Un contexte favorable 

"Plus de 30 ans après la première crise énergétique, l’isolation et le renforcement des performances thermiques de parois pour réduire les consommations d’hiver sont plus que jamais d’actualité", souligne l’organisme Cekal. Le contexte est favorable à la généralisation de vitrages de plus en plus isolants. La réglementation thermique au 1er septembre 2005 a été renforcée avec des exigences de l’ordre de 20% supplémentaires sur les consommations d’énergie. La réalisation de ces diagnostics est obligatoire à l’occasion de la vente de chaque logement ou bâtiment (sauf exceptions) en France métropolitaine depuis le 1er novembre 2006, et lors de la signature des contrats de location à compter du 1er juillet 2007. "C’est un étiquetage qui représente la performance énergétique réelle ou simulée des bâtiments de façon à ce que l’acquéreur, le gestionnaire, ou le consommateur puisse intégrer cette consommation énergétique dans ses paramètres de choix", explique Philippe Nivard, président de CEKAL Association, lors de la conférence "Souffle d’idées fraîches sur le confort d’été" organisée lors du dernier Equip’baie.

Warm-edge

Autre possibilité pour réduire les déperditions de chaleur : limiter le pont thermique créé à la jonction entre les vitres et leur support. « Les intercalaires métalliques, comme pour les doubles vitrages traditionnels ne sont plus appropriés. Le métal forme un pont thermique entre la vitre intérieure et extérieure et de ce fait entraîne une mauvaise isolation au niveau du périmètre du vitrage », explique Michel Viguerie, directeur commercial du fabricant Edgetech. Ainsi, le remplacement des intercalaires en aluminium par des matériaux de synthèse limite les ponts thermiques. Conséquence immédiate : une amélioration de la performance thermique globale des produits fabriqués grâce à la suppression des effets de bord (warm-edge). « Lorsqu’on mesure les températures de surface du vitrage sur sa périphérie, du côté intérieur d’une pièce (d’où le terme de "warm-edge", car la plus grande part des flux thermiques d’une fenêtre s’échappe par les bords du vitrage), on obtient différentes mesures selon le système de fenêtre (bois, PVC, ou aluminium) : pour la fenêtre PVC, par exemple, la température de surface en périphérie avec un vitrage équipé de l’intercalaire warm-edge est de 9,2°C et (la température avec un intercalaire en aluminium est de 6,5°C), d’où un vitrage plus froid et donc plus de risques de voir apparaître la condensation. Pour la fenêtre aluminium, la température de surface en périphérie avec un vitrage équipé de l’intercalaire warm-edge est de 9,8°C ; avec un intercalaire en aluminium, elle est de 6,7°C. Ces valeurs ont été mesurées avec l’intercalaire de TGI (pour la partie warm-edge), par le laboratoire FIW de Munich, selon les normes Européennes 10077 partie 1 (V 2006) et partie 2 (V 2003). Lorsque l’on accroît la performance d’isolation thermique d’un vitrage, et notamment par l’utilisation d’un intercalaire warm-edge, on réduit fortement le phénomène de condensation », souligne Amaury Ramet, responsable France et Benelux, du fabricant Technoform Glass Insulation (TGI). Le matériau verrier équipé d’un joint spécifique offre un meilleur équilibrage des températures sur l’ensemble de sa surface. Ainsi, le coefficient Uw est un peu plus performant. Ce type d’intercalaire warm-edge permet d’obtenir un gain jusqu’à 0,2 W/m²K. En outre, « les intercalaires warm-edge réduisent les condensations », précise le CSTB.Plusieurs Avis Techniques ont déjà été délivrés et l’utilisation d’intercalaires synthétiques se développe.

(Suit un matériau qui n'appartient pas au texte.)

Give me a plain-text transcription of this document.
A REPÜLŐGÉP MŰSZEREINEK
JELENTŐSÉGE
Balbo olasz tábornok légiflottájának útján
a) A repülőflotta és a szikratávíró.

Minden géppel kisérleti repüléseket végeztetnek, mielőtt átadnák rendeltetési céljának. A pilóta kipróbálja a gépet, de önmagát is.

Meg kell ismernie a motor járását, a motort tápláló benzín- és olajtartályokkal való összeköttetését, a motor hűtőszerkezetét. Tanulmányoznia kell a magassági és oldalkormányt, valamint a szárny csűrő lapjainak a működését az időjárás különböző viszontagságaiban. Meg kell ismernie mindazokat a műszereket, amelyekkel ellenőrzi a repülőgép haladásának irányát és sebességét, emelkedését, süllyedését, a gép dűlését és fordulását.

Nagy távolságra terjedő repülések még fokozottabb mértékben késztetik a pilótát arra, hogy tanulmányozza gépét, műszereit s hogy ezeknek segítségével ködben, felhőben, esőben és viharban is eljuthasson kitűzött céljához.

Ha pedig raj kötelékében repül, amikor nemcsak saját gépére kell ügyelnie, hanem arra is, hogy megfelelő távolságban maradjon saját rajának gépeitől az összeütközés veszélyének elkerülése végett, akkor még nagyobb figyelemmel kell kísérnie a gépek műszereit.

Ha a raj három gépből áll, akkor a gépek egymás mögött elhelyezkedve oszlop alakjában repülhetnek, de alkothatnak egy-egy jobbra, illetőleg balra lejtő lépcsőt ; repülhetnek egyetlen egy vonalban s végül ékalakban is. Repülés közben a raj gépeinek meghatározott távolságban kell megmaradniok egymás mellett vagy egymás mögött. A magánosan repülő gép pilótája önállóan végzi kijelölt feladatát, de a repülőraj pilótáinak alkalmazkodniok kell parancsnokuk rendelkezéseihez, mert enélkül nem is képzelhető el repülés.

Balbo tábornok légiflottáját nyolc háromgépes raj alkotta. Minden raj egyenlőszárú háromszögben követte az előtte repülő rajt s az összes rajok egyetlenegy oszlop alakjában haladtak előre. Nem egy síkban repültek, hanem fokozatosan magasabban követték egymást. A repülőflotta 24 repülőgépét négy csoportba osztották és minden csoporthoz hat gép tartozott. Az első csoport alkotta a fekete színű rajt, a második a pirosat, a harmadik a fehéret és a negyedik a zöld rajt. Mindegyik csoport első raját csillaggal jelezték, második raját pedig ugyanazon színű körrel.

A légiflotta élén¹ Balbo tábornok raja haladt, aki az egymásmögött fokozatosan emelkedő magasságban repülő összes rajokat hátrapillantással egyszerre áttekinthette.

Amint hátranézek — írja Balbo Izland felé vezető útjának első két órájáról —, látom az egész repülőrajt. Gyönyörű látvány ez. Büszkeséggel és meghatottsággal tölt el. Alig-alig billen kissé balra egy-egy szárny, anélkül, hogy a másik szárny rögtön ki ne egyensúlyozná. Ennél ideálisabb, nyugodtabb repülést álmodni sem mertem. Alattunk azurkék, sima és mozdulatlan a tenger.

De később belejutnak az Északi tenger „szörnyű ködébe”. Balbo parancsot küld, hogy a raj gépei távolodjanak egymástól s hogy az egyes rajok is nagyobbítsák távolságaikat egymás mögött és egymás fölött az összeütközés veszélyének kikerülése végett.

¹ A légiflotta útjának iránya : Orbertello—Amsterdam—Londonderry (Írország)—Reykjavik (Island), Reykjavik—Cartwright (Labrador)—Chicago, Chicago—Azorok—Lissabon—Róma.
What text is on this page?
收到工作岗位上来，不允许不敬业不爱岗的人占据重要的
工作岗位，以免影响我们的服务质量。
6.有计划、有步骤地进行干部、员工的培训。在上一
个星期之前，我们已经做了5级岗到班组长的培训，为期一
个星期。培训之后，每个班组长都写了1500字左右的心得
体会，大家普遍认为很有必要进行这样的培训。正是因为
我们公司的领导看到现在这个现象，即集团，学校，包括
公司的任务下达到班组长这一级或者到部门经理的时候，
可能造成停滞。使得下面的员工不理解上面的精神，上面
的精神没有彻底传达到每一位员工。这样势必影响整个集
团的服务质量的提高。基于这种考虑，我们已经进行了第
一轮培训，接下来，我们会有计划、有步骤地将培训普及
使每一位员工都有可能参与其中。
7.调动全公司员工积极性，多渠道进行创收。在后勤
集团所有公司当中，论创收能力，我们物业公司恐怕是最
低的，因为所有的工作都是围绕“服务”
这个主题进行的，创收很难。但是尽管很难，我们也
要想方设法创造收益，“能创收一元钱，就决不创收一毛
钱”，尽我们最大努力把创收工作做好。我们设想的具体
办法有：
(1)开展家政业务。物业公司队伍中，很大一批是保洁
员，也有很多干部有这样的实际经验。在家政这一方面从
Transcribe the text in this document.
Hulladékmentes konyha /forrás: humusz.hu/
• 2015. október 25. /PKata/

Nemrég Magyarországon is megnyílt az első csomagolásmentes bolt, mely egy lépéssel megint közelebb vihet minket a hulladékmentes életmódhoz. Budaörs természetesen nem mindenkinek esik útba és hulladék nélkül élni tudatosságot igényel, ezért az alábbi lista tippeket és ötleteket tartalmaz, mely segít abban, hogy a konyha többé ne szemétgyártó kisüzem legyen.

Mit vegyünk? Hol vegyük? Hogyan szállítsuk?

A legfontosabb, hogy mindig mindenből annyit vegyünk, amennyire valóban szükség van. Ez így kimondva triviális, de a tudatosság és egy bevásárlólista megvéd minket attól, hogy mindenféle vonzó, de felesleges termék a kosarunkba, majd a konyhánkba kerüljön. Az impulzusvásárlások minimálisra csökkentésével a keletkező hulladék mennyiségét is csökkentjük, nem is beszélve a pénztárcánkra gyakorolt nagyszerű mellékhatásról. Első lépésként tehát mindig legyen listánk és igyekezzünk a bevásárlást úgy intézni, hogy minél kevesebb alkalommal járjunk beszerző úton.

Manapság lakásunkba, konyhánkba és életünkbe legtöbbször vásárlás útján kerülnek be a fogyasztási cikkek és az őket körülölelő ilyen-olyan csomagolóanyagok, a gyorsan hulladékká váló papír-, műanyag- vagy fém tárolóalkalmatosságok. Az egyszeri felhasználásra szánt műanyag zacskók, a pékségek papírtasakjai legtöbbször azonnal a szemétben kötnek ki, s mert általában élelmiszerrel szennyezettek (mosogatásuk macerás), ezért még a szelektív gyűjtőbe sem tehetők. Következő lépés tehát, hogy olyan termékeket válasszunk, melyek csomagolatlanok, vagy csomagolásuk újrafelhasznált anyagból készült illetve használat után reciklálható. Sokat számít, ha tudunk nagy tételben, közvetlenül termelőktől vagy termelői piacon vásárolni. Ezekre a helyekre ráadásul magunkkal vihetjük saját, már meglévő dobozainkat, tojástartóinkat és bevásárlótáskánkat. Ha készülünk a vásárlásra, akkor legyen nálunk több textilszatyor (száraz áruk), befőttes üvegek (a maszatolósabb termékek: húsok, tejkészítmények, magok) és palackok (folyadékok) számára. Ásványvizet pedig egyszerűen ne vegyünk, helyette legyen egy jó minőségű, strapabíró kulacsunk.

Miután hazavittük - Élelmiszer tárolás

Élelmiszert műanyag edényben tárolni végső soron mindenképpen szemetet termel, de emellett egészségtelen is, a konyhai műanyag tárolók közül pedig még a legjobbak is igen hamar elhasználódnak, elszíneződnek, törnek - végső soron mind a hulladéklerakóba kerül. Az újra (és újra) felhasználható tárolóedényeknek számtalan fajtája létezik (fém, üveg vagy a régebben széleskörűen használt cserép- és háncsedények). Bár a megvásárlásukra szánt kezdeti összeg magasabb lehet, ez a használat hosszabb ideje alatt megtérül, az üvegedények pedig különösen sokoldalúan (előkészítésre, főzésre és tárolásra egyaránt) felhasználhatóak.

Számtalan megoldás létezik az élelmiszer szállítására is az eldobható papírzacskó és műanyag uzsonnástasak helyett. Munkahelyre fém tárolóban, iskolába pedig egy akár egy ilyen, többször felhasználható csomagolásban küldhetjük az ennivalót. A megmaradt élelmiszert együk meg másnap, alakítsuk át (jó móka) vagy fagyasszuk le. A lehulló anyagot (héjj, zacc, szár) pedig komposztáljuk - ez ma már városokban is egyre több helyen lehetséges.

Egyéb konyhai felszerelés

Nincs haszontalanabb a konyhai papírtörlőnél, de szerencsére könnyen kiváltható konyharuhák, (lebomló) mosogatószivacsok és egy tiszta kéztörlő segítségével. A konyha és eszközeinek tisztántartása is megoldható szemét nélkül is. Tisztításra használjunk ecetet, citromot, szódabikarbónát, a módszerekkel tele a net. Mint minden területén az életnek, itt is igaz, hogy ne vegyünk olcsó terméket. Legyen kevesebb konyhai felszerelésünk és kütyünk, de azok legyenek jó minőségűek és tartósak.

Des règles professionnelles pour l’aspect 

Les vitrages isolants, fabriqués de manière industrielle, peuvent présenter des irrégularités d’aspect, le plus souvent mineures, venant soit des composants eux-mêmes, soit des opérations effectuées depuis la fabrication jusqu’à l’installation dans l’ouvrage final. Désormais, sont considérés comme défaut, toutes les irrégularités ponctuelles (type bulle) de plus d’1 mm et les irrégularités linéaires (type rayure) de plus de 8 mm. Elles sont jugées inacceptables, en fonction de la dimension du vitrage, suvant certains critères.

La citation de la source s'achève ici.